Antonio Ricciardi1, Elena Grosso2, Madiha Shatila1, Michael S. Zandi3, Marios C. Yiannakas1, Ferran Prados1,4,5, Baris Kanber1,4, Jed Wingrove1, Francesco Grussu1,6, Marco Battiston1, Rebecca S. Samson1, Carmen Tur7, Rachel L. Batterham8,9, Janine Makaronidis8,9, Nicolò Rolandi1,2,10, Fulvia Palesi2,11, Egidio D'Angelo2,11, Olga Ciccarelli1,9, and Claudia A. M. Gandini Wheeler-Kingshott1,2,11
1NMR Research Unit, Queen Square MS Centre, Department of Neuroinflammation, UCL Queen Square Institute of Neurology, Faculty of Brain Sciences, University College London, London, United Kingdom, 2Department of Brain & Behavioural Sciences, University of Pavia, Pavia, Italy, 3Department of Brain Repair and Rehabilitation, UCL Queen Square Institute of Neurology, Faculty of Brain Sciences, University College London, London, United Kingdom, 4Department of Medical Physics and Biomedical Engineering, Centre for Medical Image Computing (CMIC), University College London, London, United Kingdom, 5E-Health Center, Universitat Oberta de Catalunya, Barcelona, Spain, 6Radiomics Group, Vall d’Hebron Institute of Oncology, Vall d’Hebron Barcelona Hospital Campus, Barcelona, Spain, 7Neurology-Neuroimmunology Department Multiple Sclerosis Centre of Catalonia (Cemcat), Vall d’Hebron Barcelona Hospital Campus, Barcelona, Spain, 8Centre for Obesity Research, Department of Medicine, University College London, London, United Kingdom, 9National Institute of Health Research, Biomedical Research Centre at UCLH and UCL, University College London, London, United Kingdom, 10Department of Clinical and Experimental Epilepsy, UCL Queen Square Institute of Neurology, Faculty of Brain Sciences, University College London, London, United Kingdom, 11Digital Neuroscience Center, IRCCS Mondino Foundation, Pavia, Italy

Synopsis

Keywords: Analysis/Processing, COVID-19, Long-COVID, Multimodal, MRI, myelin.

Motivation: Some people exposed to SARS-CoV-2 experience persistent symptoms months after recovering from acute infection. These symptoms, grouped under the umbrella of “long-COVID”, include neurological and autonomic dysfunctions for which there is not yet a clear explanation.

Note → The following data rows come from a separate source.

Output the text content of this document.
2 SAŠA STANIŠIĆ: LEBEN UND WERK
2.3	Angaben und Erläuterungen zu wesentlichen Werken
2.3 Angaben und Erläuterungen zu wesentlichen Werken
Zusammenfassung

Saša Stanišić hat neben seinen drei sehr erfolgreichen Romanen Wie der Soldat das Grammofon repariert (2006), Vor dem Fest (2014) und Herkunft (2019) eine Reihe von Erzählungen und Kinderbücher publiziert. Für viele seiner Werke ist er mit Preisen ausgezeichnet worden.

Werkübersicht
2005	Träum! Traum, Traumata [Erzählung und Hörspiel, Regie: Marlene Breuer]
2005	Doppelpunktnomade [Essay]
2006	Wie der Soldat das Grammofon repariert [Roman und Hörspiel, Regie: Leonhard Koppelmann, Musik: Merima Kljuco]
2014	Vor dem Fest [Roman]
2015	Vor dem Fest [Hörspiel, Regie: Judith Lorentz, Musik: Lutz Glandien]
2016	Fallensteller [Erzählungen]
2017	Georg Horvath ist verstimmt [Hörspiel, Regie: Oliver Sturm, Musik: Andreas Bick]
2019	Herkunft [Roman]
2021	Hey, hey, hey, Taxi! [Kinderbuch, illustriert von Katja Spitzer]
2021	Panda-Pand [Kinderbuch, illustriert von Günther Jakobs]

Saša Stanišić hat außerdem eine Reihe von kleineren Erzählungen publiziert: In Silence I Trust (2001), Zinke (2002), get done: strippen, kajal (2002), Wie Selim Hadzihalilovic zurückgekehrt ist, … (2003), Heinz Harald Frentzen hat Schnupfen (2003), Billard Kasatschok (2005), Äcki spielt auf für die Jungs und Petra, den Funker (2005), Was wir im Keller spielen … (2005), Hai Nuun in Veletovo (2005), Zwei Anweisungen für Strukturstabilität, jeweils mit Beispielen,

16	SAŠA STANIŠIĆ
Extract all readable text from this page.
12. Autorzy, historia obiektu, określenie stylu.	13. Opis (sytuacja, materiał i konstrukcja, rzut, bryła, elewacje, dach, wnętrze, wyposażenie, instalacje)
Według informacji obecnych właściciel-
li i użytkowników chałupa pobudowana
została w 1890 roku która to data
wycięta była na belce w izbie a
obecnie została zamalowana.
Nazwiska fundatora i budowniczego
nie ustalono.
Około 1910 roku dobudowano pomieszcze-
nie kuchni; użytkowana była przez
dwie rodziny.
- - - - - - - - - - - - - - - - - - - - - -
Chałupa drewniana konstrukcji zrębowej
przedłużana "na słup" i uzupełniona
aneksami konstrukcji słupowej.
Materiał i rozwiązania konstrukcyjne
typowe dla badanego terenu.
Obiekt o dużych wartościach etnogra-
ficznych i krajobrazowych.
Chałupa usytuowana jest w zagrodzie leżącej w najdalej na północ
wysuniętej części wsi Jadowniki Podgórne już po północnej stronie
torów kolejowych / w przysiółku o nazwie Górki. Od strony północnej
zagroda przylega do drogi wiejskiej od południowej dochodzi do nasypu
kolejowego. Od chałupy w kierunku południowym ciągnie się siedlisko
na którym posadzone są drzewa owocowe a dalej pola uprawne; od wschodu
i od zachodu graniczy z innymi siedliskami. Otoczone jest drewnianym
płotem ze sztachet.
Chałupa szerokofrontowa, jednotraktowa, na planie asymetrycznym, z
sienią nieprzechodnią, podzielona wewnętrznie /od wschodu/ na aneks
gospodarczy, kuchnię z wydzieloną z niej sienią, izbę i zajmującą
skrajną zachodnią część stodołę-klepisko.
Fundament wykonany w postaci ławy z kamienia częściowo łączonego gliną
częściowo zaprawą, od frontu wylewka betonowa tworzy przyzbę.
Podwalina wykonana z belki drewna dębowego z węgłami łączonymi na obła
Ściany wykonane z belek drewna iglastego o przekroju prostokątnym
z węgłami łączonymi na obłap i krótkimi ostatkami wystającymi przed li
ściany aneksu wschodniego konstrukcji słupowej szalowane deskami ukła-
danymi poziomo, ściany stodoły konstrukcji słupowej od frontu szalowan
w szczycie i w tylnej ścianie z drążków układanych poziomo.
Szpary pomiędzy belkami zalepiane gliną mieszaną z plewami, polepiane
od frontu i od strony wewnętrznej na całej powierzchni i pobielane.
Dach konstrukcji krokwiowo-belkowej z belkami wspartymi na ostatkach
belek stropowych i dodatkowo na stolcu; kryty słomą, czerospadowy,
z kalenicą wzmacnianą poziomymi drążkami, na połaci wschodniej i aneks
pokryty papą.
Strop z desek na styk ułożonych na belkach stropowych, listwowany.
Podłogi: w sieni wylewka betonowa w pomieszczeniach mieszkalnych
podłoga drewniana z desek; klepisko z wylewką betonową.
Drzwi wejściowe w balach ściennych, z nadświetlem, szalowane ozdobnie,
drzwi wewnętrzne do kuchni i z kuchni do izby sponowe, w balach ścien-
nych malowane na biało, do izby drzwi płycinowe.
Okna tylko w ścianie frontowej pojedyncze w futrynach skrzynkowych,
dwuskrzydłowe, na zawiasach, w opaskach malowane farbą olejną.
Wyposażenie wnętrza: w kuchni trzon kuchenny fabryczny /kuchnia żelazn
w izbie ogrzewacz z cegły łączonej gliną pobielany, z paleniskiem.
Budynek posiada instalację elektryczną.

Goal(s): To identify biophysically meaningful features characterising long-COVID pathophysiology in the brain.


Approach: A novel multimodal MRI protocol was developed to measure iron accumulation, myelin content, inflammation, microstructure alterations, atrophy, and cerebral blood flow changes. Machine learning was employed to discriminate long-COVID from controls and people who fully recovered.


Results: Alterations in bound-pool fraction (myelin content) emerge in long-COVID.


Impact: This study encourages investigating the neurological aspect of long-COVID and its interplay with conditions affecting myelin as it shows that long-COVID may cause myelin alterations or be more likely to occur in people with compromised myelin content in the brain.